The authors also criticized Gates’ claims that we’ve “underinvested in agricultural innovation” and that the Green Revolution was “one of the greatest things that ever happened.”
Gates told The New York Times:
“Helping farmers has got to be the very top of the climate adaptation agenda. And within that, you have a lot of things like credit for fertilizer, cheap fertilizer, better seeds that we should be very intent on –– funding those things and setting ambitious goals for.”
But the authors of the open letter disagreed:
“There are already many tangible, ongoing proposals and projects that work to boost productivity and food security –– from biofertilizer and biopesticide manufacturing facilities, to agroecological farmer training programs, to experimentation with new water and soil management techniques, low-input farming systems, and pest-deterring plant species.”

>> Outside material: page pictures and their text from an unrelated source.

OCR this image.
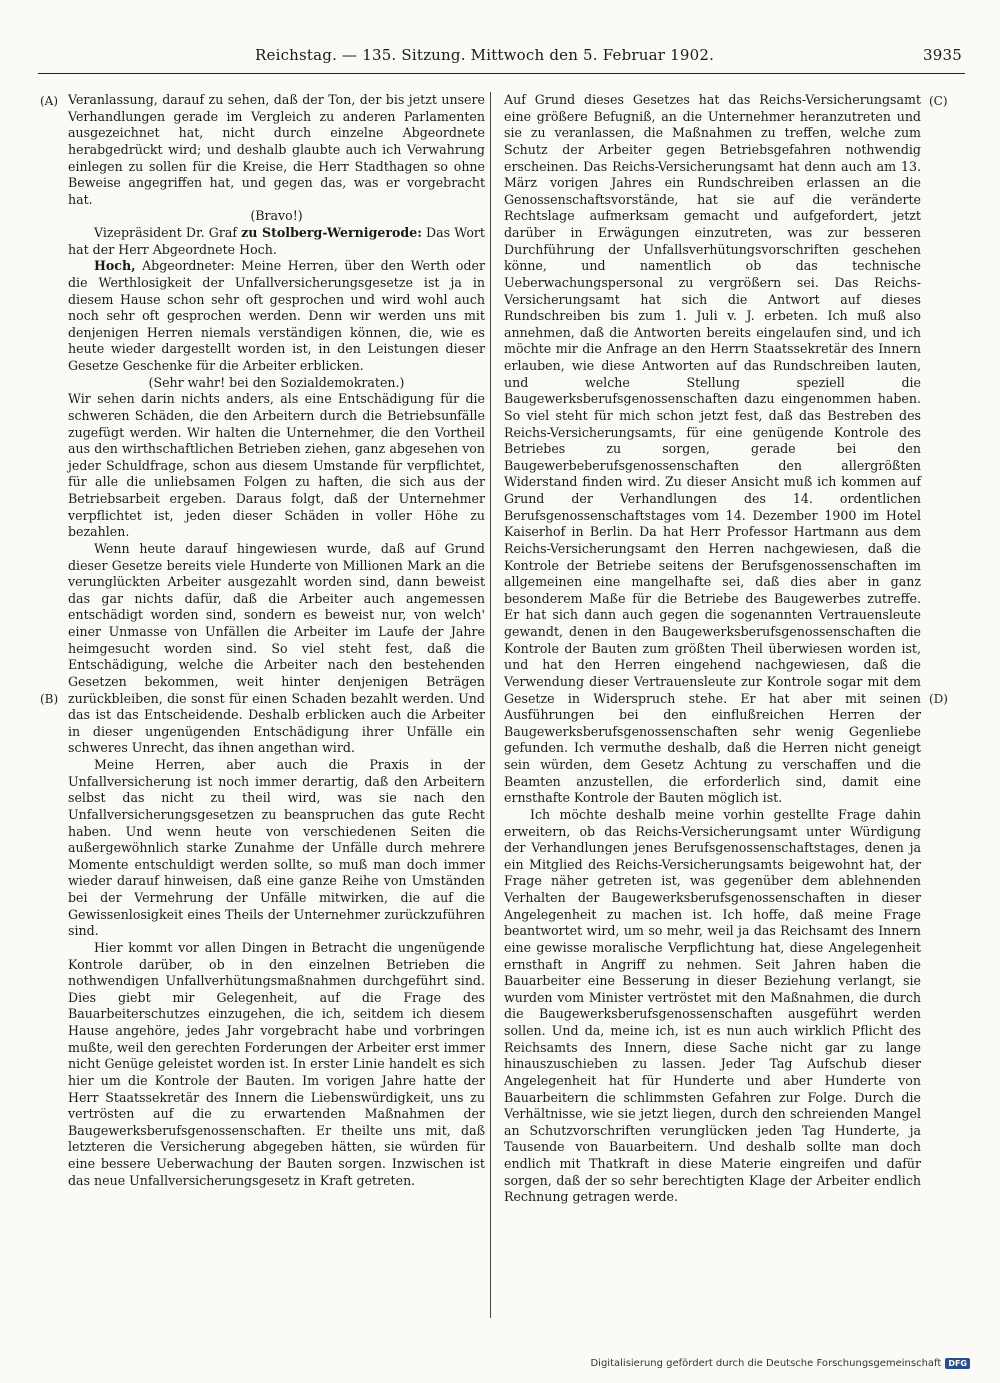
Reichstag. — 135. Sitzung. Mittwoch den 5. Februar 1902.	3935
(A)
(B)
(C)
(D)

Veranlassung, darauf zu sehen, daß der Ton, der bis jetzt unsere Verhandlungen gerade im Vergleich zu anderen Parlamenten ausgezeichnet hat, nicht durch einzelne Abgeordnete herabgedrückt wird; und deshalb glaubte auch ich Verwahrung einlegen zu sollen für die Kreise, die Herr Stadthagen so ohne Beweise angegriffen hat, und gegen das, was er vorgebracht hat.

(Bravo!)

Vizepräsident Dr. Graf zu Stolberg-Wernigerode: Das Wort hat der Herr Abgeordnete Hoch.

Hoch, Abgeordneter: Meine Herren, über den Werth oder die Werthlosigkeit der Unfallversicherungsgesetze ist ja in diesem Hause schon sehr oft gesprochen und wird wohl auch noch sehr oft gesprochen werden. Denn wir werden uns mit denjenigen Herren niemals verständigen können, die, wie es heute wieder dargestellt worden ist, in den Leistungen dieser Gesetze Geschenke für die Arbeiter erblicken.

(Sehr wahr! bei den Sozialdemokraten.)

Wir sehen darin nichts anders, als eine Entschädigung für die schweren Schäden, die den Arbeitern durch die Betriebsunfälle zugefügt werden. Wir halten die Unternehmer, die den Vortheil aus den wirthschaftlichen Betrieben ziehen, ganz abgesehen von jeder Schuldfrage, schon aus diesem Umstande für verpflichtet, für alle die unliebsamen Folgen zu haften, die sich aus der Betriebsarbeit ergeben. Daraus folgt, daß der Unternehmer verpflichtet ist, jeden dieser Schäden in voller Höhe zu bezahlen.

Wenn heute darauf hingewiesen wurde, daß auf Grund dieser Gesetze bereits viele Hunderte von Millionen Mark an die verunglückten Arbeiter ausgezahlt worden sind, dann beweist das gar nichts dafür, daß die Arbeiter auch angemessen entschädigt worden sind, sondern es beweist nur, von welch' einer Unmasse von Unfällen die Arbeiter im Laufe der Jahre heimgesucht worden sind. So viel steht fest, daß die Entschädigung, welche die Arbeiter nach den bestehenden Gesetzen bekommen, weit hinter denjenigen Beträgen zurückbleiben, die sonst für einen Schaden bezahlt werden. Und das ist das Entscheidende. Deshalb erblicken auch die Arbeiter in dieser ungenügenden Entschädigung ihrer Unfälle ein schweres Unrecht, das ihnen angethan wird.

Meine Herren, aber auch die Praxis in der Unfallversicherung ist noch immer derartig, daß den Arbeitern selbst das nicht zu theil wird, was sie nach den Unfallversicherungsgesetzen zu beanspruchen das gute Recht haben. Und wenn heute von verschiedenen Seiten die außergewöhnlich starke Zunahme der Unfälle durch mehrere Momente entschuldigt werden sollte, so muß man doch immer wieder darauf hinweisen, daß eine ganze Reihe von Umständen bei der Vermehrung der Unfälle mitwirken, die auf die Gewissenlosigkeit eines Theils der Unternehmer zurückzuführen sind.

Hier kommt vor allen Dingen in Betracht die ungenügende Kontrole darüber, ob in den einzelnen Betrieben die nothwendigen Unfallverhütungsmaßnahmen durchgeführt sind. Dies giebt mir Gelegenheit, auf die Frage des Bauarbeiterschutzes einzugehen, die ich, seitdem ich diesem Hause angehöre, jedes Jahr vorgebracht habe und vorbringen mußte, weil den gerechten Forderungen der Arbeiter erst immer nicht Genüge geleistet worden ist. In erster Linie handelt es sich hier um die Kontrole der Bauten. Im vorigen Jahre hatte der Herr Staatssekretär des Innern die Liebenswürdigkeit, uns zu vertrösten auf die zu erwartenden Maßnahmen der Baugewerksberufsgenossenschaften. Er theilte uns mit, daß letzteren die Versicherung abgegeben hätten, sie würden für eine bessere Ueberwachung der Bauten sorgen. Inzwischen ist das neue Unfallversicherungsgesetz in Kraft getreten.

Auf Grund dieses Gesetzes hat das Reichs-Versicherungsamt eine größere Befugniß, an die Unternehmer heranzutreten und sie zu veranlassen, die Maßnahmen zu treffen, welche zum Schutz der Arbeiter gegen Betriebsgefahren nothwendig erscheinen. Das Reichs-Versicherungsamt hat denn auch am 13. März vorigen Jahres ein Rundschreiben erlassen an die Genossenschaftsvorstände, hat sie auf die veränderte Rechtslage aufmerksam gemacht und aufgefordert, jetzt darüber in Erwägungen einzutreten, was zur besseren Durchführung der Unfallsverhütungsvorschriften geschehen könne, und namentlich ob das technische Ueberwachungspersonal zu vergrößern sei. Das Reichs-Versicherungsamt hat sich die Antwort auf dieses Rundschreiben bis zum 1. Juli v. J. erbeten. Ich muß also annehmen, daß die Antworten bereits eingelaufen sind, und ich möchte mir die Anfrage an den Herrn Staatssekretär des Innern erlauben, wie diese Antworten auf das Rundschreiben lauten, und welche Stellung speziell die Baugewerksberufsgenossenschaften dazu eingenommen haben. So viel steht für mich schon jetzt fest, daß das Bestreben des Reichs-Versicherungsamts, für eine genügende Kontrole des Betriebes zu sorgen, gerade bei den Baugewerbeberufsgenossenschaften den allergrößten Widerstand finden wird. Zu dieser Ansicht muß ich kommen auf Grund der Verhandlungen des 14. ordentlichen Berufsgenossenschaftstages vom 14. Dezember 1900 im Hotel Kaiserhof in Berlin. Da hat Herr Professor Hartmann aus dem Reichs-Versicherungsamt den Herren nachgewiesen, daß die Kontrole der Betriebe seitens der Berufsgenossenschaften im allgemeinen eine mangelhafte sei, daß dies aber in ganz besonderem Maße für die Betriebe des Baugewerbes zutreffe. Er hat sich dann auch gegen die sogenannten Vertrauensleute gewandt, denen in den Baugewerksberufsgenossenschaften die Kontrole der Bauten zum größten Theil überwiesen worden ist, und hat den Herren eingehend nachgewiesen, daß die Verwendung dieser Vertrauensleute zur Kontrole sogar mit dem Gesetze in Widerspruch stehe. Er hat aber mit seinen Ausführungen bei den einflußreichen Herren der Baugewerksberufsgenossenschaften sehr wenig Gegenliebe gefunden. Ich vermuthe deshalb, daß die Herren nicht geneigt sein würden, dem Gesetz Achtung zu verschaffen und die Beamten anzustellen, die erforderlich sind, damit eine ernsthafte Kontrole der Bauten möglich ist.

Ich möchte deshalb meine vorhin gestellte Frage dahin erweitern, ob das Reichs-Versicherungsamt unter Würdigung der Verhandlungen jenes Berufsgenossenschaftstages, denen ja ein Mitglied des Reichs-Versicherungsamts beigewohnt hat, der Frage näher getreten ist, was gegenüber dem ablehnenden Verhalten der Baugewerksberufsgenossenschaften in dieser Angelegenheit zu machen ist. Ich hoffe, daß meine Frage beantwortet wird, um so mehr, weil ja das Reichsamt des Innern eine gewisse moralische Verpflichtung hat, diese Angelegenheit ernsthaft in Angriff zu nehmen. Seit Jahren haben die Bauarbeiter eine Besserung in dieser Beziehung verlangt, sie wurden vom Minister vertröstet mit den Maßnahmen, die durch die Baugewerksberufsgenossenschaften ausgeführt werden sollen. Und da, meine ich, ist es nun auch wirklich Pflicht des Reichsamts des Innern, diese Sache nicht gar zu lange hinauszuschieben zu lassen. Jeder Tag Aufschub dieser Angelegenheit hat für Hunderte und aber Hunderte von Bauarbeitern die schlimmsten Gefahren zur Folge. Durch die Verhältnisse, wie sie jetzt liegen, durch den schreienden Mangel an Schutzvorschriften verunglücken jeden Tag Hunderte, ja Tausende von Bauarbeitern. Und deshalb sollte man doch endlich mit Thatkraft in diese Materie eingreifen und dafür sorgen, daß der so sehr berechtigten Klage der Arbeiter endlich Rechnung getragen werde.

Digitalisierung gefördert durch die Deutsche Forschungsgemeinschaft DFG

They also disagreed with Gates’ claim that the Green Revolution was a “resounding success”:
“While [the Green Revolution] did play some role in increasing the yields of cereal crops in Mexico, India, and elsewhere from the 1940s to the 1960s, it did very little to reduce the number of hungry people in the world or to ensure equitable and sufficient access to food.”
The authors reminded Gates that with the Green Revolution came “a host of other problems, from ecological issues like long-term soil degradation to socio-economic ones like increased inequality and indebtedness (which has been a major contributor to the epidemic of farmer suicides in India).”
They also criticized Gates’ push for genetically modified seeds, stating that “climate-resilient seeds are already in existence and being developed by farmers and traded through informal seed markets.”
“You are part of creating the very problem you name,” the groups wrote. “The AGRA (Alliance for a Green Revolution in Africa) initiative, which your foundation continues to fund, has also pushed restrictive seed legislation that limits and restricts crop innovation to well-resourced labs and companies.”
These initiatives don’t increase widespread innovation, but rather contribute to the privatization and consolidation of corporate monopolies over seed development and seed markets, they said.
The groups challenged Gates to “step back and learn from those on the ground,” and called on the media to consider how they cover Gates and his vision for the future of food.
They wrote, “we invite high profile news outlets to be more cautious about lending credibility to one wealthy white man’s flawed assumptions, hubris, and ignorance, at the expense of people and communities who are living and adapting to these realities as we speak.”